What excuse is there in a country which has now seen and suffered the effects of Islamist terror so many times, a country that the Prime Minister has claimed has had "enough" of this terror, for precisely the same two clerics to return to the UK for another tour? And not just to return but to take part in a meeting of faith leaders in Oldham which claimed to be organised with an intention to "bring communities together and address terrorism"? That engagement (which took place at the end of last month) turns out to have been just one more meeting in another tour of the UK and Europe -- this one lasting up until August 27.
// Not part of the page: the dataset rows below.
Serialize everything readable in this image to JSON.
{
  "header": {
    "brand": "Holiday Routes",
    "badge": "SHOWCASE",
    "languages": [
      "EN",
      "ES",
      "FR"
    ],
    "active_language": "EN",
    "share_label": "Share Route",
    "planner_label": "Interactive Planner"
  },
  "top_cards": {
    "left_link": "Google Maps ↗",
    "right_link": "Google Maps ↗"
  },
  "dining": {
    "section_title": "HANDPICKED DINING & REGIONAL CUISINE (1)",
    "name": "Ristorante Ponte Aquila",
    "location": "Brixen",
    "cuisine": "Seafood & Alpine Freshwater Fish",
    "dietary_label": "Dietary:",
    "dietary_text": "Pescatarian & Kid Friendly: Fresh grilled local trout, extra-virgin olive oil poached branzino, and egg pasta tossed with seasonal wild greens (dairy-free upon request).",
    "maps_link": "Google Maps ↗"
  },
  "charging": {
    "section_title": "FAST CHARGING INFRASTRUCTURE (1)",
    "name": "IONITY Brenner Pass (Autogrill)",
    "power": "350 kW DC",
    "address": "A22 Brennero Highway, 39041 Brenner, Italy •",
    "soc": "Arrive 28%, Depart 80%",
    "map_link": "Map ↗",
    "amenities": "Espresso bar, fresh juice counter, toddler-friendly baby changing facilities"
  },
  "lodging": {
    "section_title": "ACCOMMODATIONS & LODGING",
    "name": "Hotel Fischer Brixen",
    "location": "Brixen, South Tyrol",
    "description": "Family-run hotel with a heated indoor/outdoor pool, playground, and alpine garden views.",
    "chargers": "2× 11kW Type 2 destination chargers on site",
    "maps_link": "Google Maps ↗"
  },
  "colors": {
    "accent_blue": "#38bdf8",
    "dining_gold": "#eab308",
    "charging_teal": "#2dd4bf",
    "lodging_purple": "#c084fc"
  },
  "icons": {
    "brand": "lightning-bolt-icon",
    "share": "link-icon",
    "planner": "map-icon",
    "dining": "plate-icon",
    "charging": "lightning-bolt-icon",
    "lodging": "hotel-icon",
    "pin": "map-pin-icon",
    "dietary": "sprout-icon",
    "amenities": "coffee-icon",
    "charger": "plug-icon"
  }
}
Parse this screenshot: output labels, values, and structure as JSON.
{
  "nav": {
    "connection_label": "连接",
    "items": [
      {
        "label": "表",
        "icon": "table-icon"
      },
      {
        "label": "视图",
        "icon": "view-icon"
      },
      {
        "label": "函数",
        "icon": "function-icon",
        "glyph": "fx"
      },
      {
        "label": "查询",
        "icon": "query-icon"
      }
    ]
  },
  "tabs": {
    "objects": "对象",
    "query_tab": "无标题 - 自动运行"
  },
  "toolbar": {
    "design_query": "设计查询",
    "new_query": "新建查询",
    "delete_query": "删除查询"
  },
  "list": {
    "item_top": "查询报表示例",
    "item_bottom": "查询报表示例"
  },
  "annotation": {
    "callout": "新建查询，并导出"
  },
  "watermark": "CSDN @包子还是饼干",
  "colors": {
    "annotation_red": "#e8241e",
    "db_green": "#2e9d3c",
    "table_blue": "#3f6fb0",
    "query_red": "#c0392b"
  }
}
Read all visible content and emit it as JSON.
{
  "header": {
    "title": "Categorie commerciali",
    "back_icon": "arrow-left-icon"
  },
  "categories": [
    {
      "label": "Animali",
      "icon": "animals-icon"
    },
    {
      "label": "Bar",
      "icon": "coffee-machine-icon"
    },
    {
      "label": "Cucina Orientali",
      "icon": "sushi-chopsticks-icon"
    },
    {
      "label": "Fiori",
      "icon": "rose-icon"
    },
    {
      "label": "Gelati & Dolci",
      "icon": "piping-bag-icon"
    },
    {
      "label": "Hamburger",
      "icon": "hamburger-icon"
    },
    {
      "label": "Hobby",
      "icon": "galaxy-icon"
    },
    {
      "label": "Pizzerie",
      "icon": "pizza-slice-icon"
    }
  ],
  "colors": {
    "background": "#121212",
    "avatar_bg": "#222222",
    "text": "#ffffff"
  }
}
Last year, members of the British government could have claimed to have been ignorant of the views of these two clerics. They could have pretended that they did not know that they were allowing into the UK two men principally known for encouraging the murder of apostates. They could have pretended to have been ignorant of the beliefs of two men who like to whip up crowds to praise murderers. They could have been unaware that such people were going to speak to thousands of UK Muslims. But they cannot be unaware this year. So what are the excuses for letting them in? Are there any? Or are the words of elected officials in Britain just words today?
Douglas Murray, British author, commentator and public affairs analyst, is based in London, England.